I met Chase at the Quad the next day, a heavy rouge gauze wrapped around my right hand. My filleting hand, it occurred to me. I was in a bad way. Weak from blood loss, jonesing to kill all after almost five days (holy shit, five goddamn days and it was getting worse? Who ever beats this shit?) without doing up. Fuck sleepless in Seattle, I was Neurotic Needing Narcotic in New Orleans.

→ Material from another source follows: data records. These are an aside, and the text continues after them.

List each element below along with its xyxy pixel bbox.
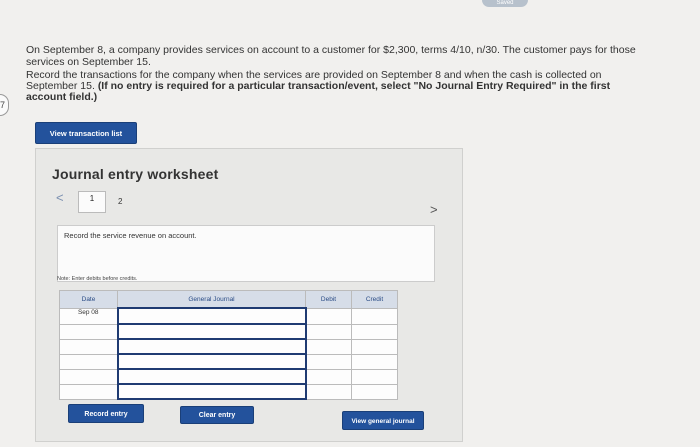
credit-field[interactable]	[351, 383, 398, 400]
table-row: Sep 08	[59, 307, 398, 325]
clear-entry-button[interactable]: Clear entry	[180, 406, 254, 424]
header-date: Date	[59, 290, 118, 309]
date-cell	[59, 338, 118, 355]
entry-description: Record the service revenue on account.	[64, 231, 197, 240]
account-field[interactable]	[116, 323, 307, 340]
tab-entry-1[interactable]: 1	[78, 191, 106, 213]
worksheet-title: Journal entry worksheet	[52, 166, 219, 182]
table-row	[59, 383, 398, 400]
date-cell	[59, 323, 118, 340]
account-field[interactable]	[116, 353, 307, 370]
account-field[interactable]	[116, 368, 307, 385]
question-number-tab[interactable]: 7	[0, 94, 9, 116]
credit-field[interactable]	[351, 307, 398, 325]
journal-table-header: Date General Journal Debit Credit	[59, 290, 398, 309]
date-cell	[59, 353, 118, 370]
credit-field[interactable]	[351, 353, 398, 370]
view-general-journal-button[interactable]: View general journal	[342, 411, 424, 430]
prev-arrow-icon[interactable]: <	[56, 190, 64, 205]
debit-field[interactable]	[305, 307, 352, 325]
instructions-bold: (If no entry is required for a particula…	[26, 80, 611, 103]
debit-field[interactable]	[305, 383, 352, 400]
instructions: Record the transactions for the company …	[26, 70, 641, 103]
debit-field[interactable]	[305, 368, 352, 385]
problem-statement: On September 8, a company provides servi…	[26, 44, 636, 68]
saved-badge: Saved	[482, 0, 528, 7]
table-row	[59, 338, 398, 355]
account-field[interactable]	[116, 338, 307, 355]
debits-note: Note: Enter debits before credits.	[57, 276, 138, 282]
date-cell	[59, 383, 118, 400]
account-field[interactable]	[116, 383, 307, 400]
table-row	[59, 353, 398, 370]
date-cell	[59, 368, 118, 385]
record-entry-button[interactable]: Record entry	[68, 404, 144, 423]
debit-field[interactable]	[305, 323, 352, 340]
credit-field[interactable]	[351, 338, 398, 355]
credit-field[interactable]	[351, 368, 398, 385]
header-debit: Debit	[305, 290, 352, 309]
credit-field[interactable]	[351, 323, 398, 340]
account-field[interactable]	[116, 307, 307, 325]
table-row	[59, 368, 398, 385]
date-cell: Sep 08	[59, 307, 118, 325]
view-transaction-list-button[interactable]: View transaction list	[35, 122, 137, 144]
table-row	[59, 323, 398, 340]
debit-field[interactable]	[305, 338, 352, 355]
next-arrow-icon[interactable]: >	[430, 202, 438, 217]
header-general-journal: General Journal	[117, 290, 306, 309]
journal-table: Date General Journal Debit Credit Sep 08	[59, 290, 398, 400]
debit-field[interactable]	[305, 353, 352, 370]
header-credit: Credit	[351, 290, 398, 309]
tab-entry-2[interactable]: 2	[118, 197, 122, 206]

We went for a coffee in this beatnik coffee shop where my hand was the only thing not dressed in black. I tried to feel Chase out by saying: “Hope you’re buying. As you know I’m in poor shape financially.” Which was true to the extent that I had no money (I told Faith to clean out the checking account when she left; never knew so much money could assuage so little guilt; rationalizations are the most expensive commodity on earth) and no income. I did, however, still have my house. A street-level pastel stucco right on St. Philip Street, between Bourbon and Royal. Great sub-tropical hanging garden on the front porch and a friendly courtyard in the back.